Boeing profit up on stronger airliner sales

Kyle Peterson (Reuters) / 25 April 2012

Boeing Co posted a higher-than-expected quarterly profit on Wednesday, helped by an increase in commercial airplane deliveries, and the world’s largest aerospace and defense company raised its earnings forecast for the year.

The news from Boeing, which makes commercial airplanes and military products, sent its shares up more than 2 percent in premarket trading.

The company is raising production rates on commercial airplanes to meet increased demand while battling defense budget constraints.

“As of late, investors have turned Boeing into an execution story, and execute they did,” said Alex Hamilton, managing director of EarlyBirdCapital.

“We believe investors should be pleased given the performance of all sectors, including defense, which is highly impressive given the backdrop of the defense budget,” Hamilton said.

Boeing’s first-quarter net profit rose to $923 million, or $1.22 per share, from $586 million, or 78 cents per share, a year earlier.
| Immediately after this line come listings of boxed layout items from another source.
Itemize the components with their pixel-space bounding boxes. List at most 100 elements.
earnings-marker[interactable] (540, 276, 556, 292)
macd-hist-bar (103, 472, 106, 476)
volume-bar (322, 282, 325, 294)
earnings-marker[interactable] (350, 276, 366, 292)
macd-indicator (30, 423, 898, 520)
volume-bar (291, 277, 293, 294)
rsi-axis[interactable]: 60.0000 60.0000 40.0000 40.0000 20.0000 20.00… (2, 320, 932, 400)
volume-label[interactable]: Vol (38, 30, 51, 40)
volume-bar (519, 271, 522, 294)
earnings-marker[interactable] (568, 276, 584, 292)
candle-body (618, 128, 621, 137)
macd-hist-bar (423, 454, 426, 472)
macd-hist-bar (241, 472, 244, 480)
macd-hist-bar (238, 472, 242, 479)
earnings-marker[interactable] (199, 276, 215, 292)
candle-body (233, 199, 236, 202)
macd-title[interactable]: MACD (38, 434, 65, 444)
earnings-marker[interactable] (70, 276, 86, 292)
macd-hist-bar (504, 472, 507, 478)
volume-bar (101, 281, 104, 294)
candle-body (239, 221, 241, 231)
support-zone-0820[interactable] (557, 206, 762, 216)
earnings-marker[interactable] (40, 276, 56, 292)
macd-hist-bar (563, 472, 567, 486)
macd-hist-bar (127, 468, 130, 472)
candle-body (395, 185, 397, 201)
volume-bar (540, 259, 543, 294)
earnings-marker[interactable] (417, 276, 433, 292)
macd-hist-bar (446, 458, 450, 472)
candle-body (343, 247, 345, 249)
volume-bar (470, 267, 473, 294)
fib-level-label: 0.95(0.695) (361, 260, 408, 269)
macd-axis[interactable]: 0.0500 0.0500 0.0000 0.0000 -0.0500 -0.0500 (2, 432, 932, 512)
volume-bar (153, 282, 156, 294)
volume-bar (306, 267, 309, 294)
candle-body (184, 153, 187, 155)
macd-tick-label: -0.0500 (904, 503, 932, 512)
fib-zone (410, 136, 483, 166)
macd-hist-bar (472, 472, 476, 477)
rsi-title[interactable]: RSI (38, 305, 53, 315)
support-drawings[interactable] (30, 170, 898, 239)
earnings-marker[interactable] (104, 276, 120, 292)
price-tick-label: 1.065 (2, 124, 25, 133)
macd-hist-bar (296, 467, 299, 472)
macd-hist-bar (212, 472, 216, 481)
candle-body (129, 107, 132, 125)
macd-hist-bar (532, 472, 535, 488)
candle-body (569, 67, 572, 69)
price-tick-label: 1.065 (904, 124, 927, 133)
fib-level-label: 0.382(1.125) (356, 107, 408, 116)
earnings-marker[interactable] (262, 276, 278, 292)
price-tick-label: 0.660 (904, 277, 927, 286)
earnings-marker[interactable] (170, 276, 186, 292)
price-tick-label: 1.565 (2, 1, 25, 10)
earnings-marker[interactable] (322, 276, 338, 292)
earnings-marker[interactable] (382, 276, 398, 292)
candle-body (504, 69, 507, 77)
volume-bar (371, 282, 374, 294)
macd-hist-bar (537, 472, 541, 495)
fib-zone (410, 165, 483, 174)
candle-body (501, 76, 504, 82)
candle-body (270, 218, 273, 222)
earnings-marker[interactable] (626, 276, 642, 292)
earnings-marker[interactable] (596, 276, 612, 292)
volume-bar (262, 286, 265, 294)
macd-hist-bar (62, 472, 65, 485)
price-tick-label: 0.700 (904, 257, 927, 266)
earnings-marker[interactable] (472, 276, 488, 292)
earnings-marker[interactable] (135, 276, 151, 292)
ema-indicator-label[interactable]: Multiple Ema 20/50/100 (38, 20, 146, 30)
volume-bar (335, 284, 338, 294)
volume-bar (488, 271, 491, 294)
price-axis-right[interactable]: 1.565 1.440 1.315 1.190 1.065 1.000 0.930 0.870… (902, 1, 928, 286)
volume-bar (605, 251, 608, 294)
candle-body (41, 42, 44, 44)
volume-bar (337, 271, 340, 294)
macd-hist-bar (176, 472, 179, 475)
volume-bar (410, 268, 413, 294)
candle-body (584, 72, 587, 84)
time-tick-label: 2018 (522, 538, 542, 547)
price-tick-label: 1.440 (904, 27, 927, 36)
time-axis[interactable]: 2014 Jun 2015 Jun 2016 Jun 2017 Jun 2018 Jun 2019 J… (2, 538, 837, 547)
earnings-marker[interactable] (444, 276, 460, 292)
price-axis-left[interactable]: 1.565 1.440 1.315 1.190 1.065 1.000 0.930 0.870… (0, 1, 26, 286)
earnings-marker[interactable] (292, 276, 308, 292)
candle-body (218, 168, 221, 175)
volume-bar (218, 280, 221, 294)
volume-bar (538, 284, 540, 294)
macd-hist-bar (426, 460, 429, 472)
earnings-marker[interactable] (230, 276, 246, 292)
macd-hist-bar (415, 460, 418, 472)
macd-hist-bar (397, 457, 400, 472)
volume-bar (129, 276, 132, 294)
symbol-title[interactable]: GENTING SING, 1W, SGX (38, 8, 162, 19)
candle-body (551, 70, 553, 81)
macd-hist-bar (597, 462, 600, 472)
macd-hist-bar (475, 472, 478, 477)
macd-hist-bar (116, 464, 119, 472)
Excluding a gain from resolved litigation, earnings were $1.11 per share, beating the analysts’ average estimate of 94 cents, according to Thomson Reuters I/B/E/S.

Boeing declined to identify the litigation. Earlier this month, a California appeals court threw out Pendrell Corp’s potentially $775 million victory against Boeing in a lawsuit over launch and satellite contracts between the two companies.

Boeing had been setting money aside in case of an unfavorable ruling, but the outcome made this provision unnecessary.

Shares of Boeing were up 2.4 percent to $75 in premarket trade after the results.

The company, which competes with EADS unit Airbus for orders, said revenue rose 30 percent to $19.4 billion, topping expectations for $18.4 billion. Boeing said its order backlog at the end of the quarter was $380 billion, up from $356 billion at the beginning of the year.

The company raised the upper end of its 2012 profit forecast to $4.35 a share from $4.25 while keeping the low end at $4.15. It affirmed its 2012 revenue outlook of $78 billion to $80 billion.

Chief Executive Officer Jim McNerney said in a statement that the company’s outlook remained positive.

Revenue at the commercial unit increased 54 percent to $10.9 billion on higher delivery volume and an improved mix of the planes it delivered. Shares of the company typically track commercial orders and deliveries.

Boeing, which gets paid for its airplanes when customers receive them, has said it delivered 137 commercial airplanes in the first quarter, up 32 percent from a year earlier. Most of the growth came from 737 deliveries.

At the defense business, revenue increased 8 percent to $8.2 billion. Sales of military aircraft rose 27 percent to $4.3 billion.

Boeing logged orders for 805 commercial airplanes in 2011, adjusted for cancellations. As a result, it lost the race to Airbus, which had orders of 1,419. Boeing has pledged to strike back in 2012 with sales of its revamped narrowbody, the 737 MAX, which features a new, fuel-efficient engine. The plane is due to enter service in 2017.

The company booked 412 net orders for commercial airplanes during the quarter, including 301 firm orders for the MAX.

The MAX competes with the Airbus A320neo, which also has a new engine.

Boeing is increasing production rates on its commercial airplane programs, including the 787 Dreamliner, its new carbon-composite aircraft. The first delivery of the Dreamliner came last year after three years of delays. The company wants increase monthly production of 787s to 10 by the end of 2013 from the current rate of 3.5. Some experts believe that target is unattainable.

The target appeared even less realistic in February after Boeing found a flaw on the fuselage of as many as 55 Dreamliners that needed to be corrected before it could deliver the airplanes.

Boeing said previously that the glitch had resulted in signs of “delamination” on a support structure in the rear fuselage. Delamination occurs when repeated stress causes laminated composite materials to begin to separate.